Saturday, May 19, 2007

Tactlessness or the height of efficiency?

When Grandma got her diagnosis (stomach cancer with incurable secondary tumors in her brain) about two weeks ago, the very next morning she received a courier package delivery from the local undertaker with forms for her to specify her funeral wishes and details of their "very reasonable" pricing schemes.

(Weirdly, the undertaker's forms want the most bizarre details, like her mother's maiden name, and Granddad's number from when he was in the army in WW2.)

5 Comments:

Bardiac said...

/comfort

I vote incredibly tacky. :(

Your family is in my thoughts. I wish there was something we English phuds could do to be useful.

StyleyGeek said...

I wish there was something we English phuds could do to be useful.

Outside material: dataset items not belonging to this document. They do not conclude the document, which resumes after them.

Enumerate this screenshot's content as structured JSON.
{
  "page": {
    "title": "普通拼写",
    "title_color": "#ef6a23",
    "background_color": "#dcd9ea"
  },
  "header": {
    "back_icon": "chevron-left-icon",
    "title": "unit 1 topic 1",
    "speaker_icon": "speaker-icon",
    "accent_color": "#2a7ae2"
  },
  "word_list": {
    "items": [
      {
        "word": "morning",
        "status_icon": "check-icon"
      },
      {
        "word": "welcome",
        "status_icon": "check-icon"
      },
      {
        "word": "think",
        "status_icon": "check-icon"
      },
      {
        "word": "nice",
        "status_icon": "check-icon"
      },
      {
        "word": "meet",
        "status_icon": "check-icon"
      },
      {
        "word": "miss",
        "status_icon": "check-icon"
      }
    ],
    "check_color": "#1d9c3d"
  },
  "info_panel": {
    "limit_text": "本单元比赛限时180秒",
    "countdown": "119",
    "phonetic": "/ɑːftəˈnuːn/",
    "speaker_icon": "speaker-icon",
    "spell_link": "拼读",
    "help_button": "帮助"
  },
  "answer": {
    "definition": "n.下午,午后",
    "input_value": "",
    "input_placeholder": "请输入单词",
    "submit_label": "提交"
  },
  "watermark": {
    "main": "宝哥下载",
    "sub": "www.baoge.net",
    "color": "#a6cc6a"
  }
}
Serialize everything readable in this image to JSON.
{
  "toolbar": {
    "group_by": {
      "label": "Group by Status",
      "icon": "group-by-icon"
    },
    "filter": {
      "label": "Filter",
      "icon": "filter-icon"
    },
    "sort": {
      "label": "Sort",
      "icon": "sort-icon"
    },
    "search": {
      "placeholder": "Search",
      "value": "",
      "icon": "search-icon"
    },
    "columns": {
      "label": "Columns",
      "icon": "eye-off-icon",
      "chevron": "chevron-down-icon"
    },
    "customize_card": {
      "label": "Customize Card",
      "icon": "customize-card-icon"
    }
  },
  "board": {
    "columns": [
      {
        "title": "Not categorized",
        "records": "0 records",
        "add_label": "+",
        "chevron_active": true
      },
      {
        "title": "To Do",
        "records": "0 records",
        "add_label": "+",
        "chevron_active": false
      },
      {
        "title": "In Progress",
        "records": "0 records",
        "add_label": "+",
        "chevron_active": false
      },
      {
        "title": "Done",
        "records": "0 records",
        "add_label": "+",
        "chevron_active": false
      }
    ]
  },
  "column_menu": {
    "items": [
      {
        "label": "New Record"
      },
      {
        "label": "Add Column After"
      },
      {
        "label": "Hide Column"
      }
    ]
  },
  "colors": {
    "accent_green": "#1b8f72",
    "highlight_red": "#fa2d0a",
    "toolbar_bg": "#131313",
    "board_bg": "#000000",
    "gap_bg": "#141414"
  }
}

You can continue to write lots of entertaining blog posts so that when I do get a chance to explore the internet there is something fun there to read :)

Weekend_Viking said...

I've always thought that undertakers should go for discretely passive advertising, not active, which has too much room for tackiness/bad timing.

The military number thing seems to be mostly NZ - not sure I've noticed it much in other countries. I think the main reason for wanting it is for the notices in the paper. Unusual to ask for spouse's military number, though.

Grandad was 7/21.

Lucy said...

I agree, tacky and kind of creepy. Does the hospital give them addresses?

StyleyGeek said...

Yes, I think they do, Lucy. And it's not so much the active advertising I think is weird, it's targeting the person themselves, and so quickly! You'd think they could approach the family, and not necessarily the morning after the diagnosis!